On 30/7/21 4:55 am, Frank Steinmetzger wrote:
> Am Thu, Jul 29, 2021 at 05:46:16PM +0100 schrieb Wols Lists:
>
>>> Yea. First the SMR fiasco became public and then there was some other PR
>>> stunt they did that I can’t remember right now, and I said “I can’t buy WD
>>> anymore”. But there is no real alternative these days. And CMR drives are
>>> becoming ever rarer, especially in the 2.5″ realm. Except for one single
>>> seagate model, there isn’t even a bare SATA drive above 2 TB available on
>>> the market! Everything above that size is external USB stuff.
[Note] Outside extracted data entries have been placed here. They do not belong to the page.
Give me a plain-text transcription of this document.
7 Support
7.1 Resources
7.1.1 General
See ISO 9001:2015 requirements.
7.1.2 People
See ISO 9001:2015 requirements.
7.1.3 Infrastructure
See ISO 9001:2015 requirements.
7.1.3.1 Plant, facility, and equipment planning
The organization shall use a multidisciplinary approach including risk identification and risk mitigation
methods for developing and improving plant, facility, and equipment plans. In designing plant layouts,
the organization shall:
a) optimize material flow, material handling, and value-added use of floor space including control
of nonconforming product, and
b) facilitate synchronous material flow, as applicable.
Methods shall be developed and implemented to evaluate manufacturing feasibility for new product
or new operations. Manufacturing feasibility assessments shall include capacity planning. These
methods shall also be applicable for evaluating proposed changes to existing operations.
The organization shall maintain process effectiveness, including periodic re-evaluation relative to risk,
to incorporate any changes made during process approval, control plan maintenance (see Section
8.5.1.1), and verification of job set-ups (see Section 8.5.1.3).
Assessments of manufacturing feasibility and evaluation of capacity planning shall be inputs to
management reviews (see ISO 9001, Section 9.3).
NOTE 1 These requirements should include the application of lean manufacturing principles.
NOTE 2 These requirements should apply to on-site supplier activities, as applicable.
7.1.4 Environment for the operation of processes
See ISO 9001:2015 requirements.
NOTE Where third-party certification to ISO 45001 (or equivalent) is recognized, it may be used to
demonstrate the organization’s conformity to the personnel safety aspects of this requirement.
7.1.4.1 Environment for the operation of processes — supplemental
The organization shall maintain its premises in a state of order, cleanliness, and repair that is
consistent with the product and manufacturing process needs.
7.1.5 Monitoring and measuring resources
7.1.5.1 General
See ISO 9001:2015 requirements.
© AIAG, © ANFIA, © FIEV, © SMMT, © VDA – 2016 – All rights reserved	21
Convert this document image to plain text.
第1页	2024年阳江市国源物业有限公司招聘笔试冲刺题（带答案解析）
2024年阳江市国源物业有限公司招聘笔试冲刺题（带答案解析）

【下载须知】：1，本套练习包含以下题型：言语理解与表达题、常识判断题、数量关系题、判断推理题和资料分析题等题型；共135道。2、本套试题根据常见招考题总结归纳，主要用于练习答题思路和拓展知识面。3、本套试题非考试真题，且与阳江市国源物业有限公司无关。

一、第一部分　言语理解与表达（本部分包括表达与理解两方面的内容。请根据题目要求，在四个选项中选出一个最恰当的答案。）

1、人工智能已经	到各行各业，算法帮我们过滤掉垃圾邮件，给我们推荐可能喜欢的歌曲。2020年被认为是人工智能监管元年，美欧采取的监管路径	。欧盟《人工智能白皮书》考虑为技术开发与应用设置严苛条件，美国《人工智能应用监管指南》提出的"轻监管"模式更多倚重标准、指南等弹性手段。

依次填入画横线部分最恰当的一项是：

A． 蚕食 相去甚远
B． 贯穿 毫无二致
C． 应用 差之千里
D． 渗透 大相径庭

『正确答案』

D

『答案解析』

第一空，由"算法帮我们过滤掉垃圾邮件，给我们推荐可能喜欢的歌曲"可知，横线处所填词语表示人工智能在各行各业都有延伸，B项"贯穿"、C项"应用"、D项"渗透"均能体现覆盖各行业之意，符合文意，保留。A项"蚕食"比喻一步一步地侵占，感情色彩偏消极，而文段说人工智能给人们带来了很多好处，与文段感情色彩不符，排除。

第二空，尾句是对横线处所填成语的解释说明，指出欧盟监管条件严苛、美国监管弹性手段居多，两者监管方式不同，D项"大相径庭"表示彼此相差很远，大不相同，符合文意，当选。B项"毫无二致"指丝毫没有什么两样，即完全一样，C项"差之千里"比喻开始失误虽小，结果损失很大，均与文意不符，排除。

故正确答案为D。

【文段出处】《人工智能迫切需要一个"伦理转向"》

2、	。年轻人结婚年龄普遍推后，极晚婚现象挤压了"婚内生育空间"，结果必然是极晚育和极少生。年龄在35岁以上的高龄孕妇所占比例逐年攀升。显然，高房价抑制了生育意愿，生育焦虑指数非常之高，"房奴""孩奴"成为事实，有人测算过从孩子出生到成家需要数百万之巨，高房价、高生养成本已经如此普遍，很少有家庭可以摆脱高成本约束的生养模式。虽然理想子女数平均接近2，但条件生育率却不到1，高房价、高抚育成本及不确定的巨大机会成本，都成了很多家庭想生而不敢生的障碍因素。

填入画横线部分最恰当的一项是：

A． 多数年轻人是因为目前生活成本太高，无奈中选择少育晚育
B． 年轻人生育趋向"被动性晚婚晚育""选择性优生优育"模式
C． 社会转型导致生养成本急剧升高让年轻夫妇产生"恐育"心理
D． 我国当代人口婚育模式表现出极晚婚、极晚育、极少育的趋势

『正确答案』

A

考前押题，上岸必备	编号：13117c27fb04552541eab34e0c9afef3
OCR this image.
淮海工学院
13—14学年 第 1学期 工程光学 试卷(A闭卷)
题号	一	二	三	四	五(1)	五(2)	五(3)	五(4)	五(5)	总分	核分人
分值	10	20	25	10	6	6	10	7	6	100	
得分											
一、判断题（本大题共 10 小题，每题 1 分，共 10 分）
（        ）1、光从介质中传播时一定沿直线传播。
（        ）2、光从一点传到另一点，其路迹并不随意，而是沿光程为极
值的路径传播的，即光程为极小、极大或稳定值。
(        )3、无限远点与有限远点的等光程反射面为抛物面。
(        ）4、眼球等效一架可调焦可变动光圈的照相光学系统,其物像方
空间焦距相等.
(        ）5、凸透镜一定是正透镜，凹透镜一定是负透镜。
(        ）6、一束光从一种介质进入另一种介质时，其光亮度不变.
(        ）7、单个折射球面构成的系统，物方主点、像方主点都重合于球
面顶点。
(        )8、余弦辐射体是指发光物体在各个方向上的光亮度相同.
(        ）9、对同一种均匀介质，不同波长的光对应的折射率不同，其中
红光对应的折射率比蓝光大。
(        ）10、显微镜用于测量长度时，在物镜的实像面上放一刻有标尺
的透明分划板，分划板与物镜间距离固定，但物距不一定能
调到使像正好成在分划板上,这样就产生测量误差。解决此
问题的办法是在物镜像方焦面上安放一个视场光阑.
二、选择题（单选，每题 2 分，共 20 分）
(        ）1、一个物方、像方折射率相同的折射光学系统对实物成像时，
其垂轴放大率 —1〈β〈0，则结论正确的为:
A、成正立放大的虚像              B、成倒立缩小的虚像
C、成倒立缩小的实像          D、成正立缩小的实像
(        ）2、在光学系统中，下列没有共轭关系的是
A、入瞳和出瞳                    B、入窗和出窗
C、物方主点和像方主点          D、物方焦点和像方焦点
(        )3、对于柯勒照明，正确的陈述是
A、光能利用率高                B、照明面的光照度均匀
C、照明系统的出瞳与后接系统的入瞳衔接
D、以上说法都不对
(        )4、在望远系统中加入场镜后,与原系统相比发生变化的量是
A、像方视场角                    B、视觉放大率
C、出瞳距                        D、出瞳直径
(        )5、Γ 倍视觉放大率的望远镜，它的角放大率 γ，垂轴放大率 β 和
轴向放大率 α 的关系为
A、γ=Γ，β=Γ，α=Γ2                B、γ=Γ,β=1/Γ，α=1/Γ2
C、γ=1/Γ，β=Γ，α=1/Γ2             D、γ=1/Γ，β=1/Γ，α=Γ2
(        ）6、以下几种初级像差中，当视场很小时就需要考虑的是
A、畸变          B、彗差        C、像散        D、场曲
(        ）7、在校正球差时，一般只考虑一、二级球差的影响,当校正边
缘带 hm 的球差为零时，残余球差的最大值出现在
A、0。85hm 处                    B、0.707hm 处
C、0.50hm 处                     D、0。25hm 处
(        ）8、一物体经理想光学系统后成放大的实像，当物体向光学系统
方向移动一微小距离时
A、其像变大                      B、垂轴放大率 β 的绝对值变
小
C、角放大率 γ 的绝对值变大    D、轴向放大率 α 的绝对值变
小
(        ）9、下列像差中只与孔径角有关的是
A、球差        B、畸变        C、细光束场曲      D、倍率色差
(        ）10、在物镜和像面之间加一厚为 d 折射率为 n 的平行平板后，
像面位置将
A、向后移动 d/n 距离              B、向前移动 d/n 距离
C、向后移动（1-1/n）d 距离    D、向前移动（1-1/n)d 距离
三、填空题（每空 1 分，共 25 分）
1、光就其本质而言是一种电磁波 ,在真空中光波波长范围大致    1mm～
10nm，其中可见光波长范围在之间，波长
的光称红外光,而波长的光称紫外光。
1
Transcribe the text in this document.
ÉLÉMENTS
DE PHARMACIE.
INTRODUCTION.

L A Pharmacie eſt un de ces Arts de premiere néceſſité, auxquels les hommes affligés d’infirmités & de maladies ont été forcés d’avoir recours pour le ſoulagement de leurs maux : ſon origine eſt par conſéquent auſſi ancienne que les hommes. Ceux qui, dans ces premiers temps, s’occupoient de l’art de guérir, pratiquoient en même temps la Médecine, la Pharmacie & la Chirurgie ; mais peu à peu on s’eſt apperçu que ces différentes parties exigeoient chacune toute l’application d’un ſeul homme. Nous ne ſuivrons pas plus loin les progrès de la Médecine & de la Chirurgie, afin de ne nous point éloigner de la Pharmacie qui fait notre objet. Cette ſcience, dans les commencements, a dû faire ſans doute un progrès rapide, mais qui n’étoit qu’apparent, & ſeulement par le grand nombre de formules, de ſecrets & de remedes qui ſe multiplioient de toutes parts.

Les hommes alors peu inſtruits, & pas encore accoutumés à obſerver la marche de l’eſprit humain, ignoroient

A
And those
>>> disks don’t come with standard SATA connectors anymore, but have the USB
>>> socket soldered onto their PCB.
>>>
>> Are you talking 2.5" drives here?
> I meant in general, but – as I said – “especially in the 2.5″ realm”. ;-)
> For 3.5″, it’s mostly the low-capacity drives that are affected. Probably
> because here the ratio of fixed cost (case, electronics) vs. per-capacity
> cost (platters, heads) is higher, so the pressure to reduce manufacturing
> cost is also higher. High-capacity drives tend to remain CMR at the mo’.
>
>> The SMR stunt was a real cock-up as far as raid was concerned - they
>> moved their WD Red "ideal for raid and NAS" drives over to SMR and
>> promptly started killing raid arrays left right and centre as people
>> replaced drives ... you now need Red Pro so the advice for raid is just
>> "Avoid WD".
> Red Plus is fine, too. I think the “Plus” is marketing speak for non-SMR.
> Which is why probably SMRs now have the price tag of old CMRs, and the new
> CMRs have a “plus” on the price tag.
>
>> From what I can make out with Seagate, the old Barracuda line is pretty
>> much all CMR, they had just started making some of them SMR when the
>> brown stuff hit the rotating blades.
> Seagate made a statement that their NAS drives are not and never will be SMR.
>
>
>
> In case someone is interested, here’s a little experience report:
>
> Two days ago, I bought a 2.5″ WD My Passport 4 TB for a new off-site backup
> strategy I want to implement. They even killed the rubber feet on the
> underside to save a few cents. >:'-( ) Interestingly, the even cheaper
> elements series (which is the cheapest because it has no complimentary
> sofware and no encryption or password feature) still has them. Probably
> because its case design is older.
>
> I just finished transferring my existing Borg backup repos. Right at the
> beginning, I tested a small repo of 3 GiB and I got good throughput. After
> around 2 GiB or so the drive went down to 10 MiB/s for a very long time
> (writing at least another 3 GiB, I have no idea what that was).
>
> I was already pondering my options. But once that was over, I’ve since been
> writing 1,2 TiB to the drive with rsync happily without any glitches,
> averaging at slightly above 100 MiB/s. I used SMR-friendly ext4 settings and
> Borg uses datafiles of 500 MiB size, which greatly reduces sprinkled
> metadata writes b/c it’s only a few thousand files instead of millions.
>
> According to smartctl, the drive claims to support Trim, but so far I’ve
> been unsuccessful to invoke it with fstrim. First I had to enable the
> allow-discard option in the underlying LUKS container, which is disabled by
> default for security reasons. But either I’m still missing a detail, or the
> USB-SATA-bridge really does not support it. Or it does, but the kernel is
> unaware: yesterday I read an article about enabling a flag for the USB
> controller via a custom UDEV rule. Who knows.
>
I am using a seagate USB3 backup disk (4Tb SMR) for borgbackup on
btrfs.  Yes, it works well on regular backups, but its dismally slow 
for anything else (operations that read or write large amounts of data
at once):

1. Adding a lot of new data to a repo is extra slow

2. btrfs scrub (a couple of days)

3. borg repair (days!)

I had an unscheduled crash that lost a btrfs segment - scrub showed it
as an uncorrectable error so I deleted the file involved and borg repair
zeroed that part of the repo so its still ok. On a regular backup run
its fine, but if recovery time if you have an error is a real problem.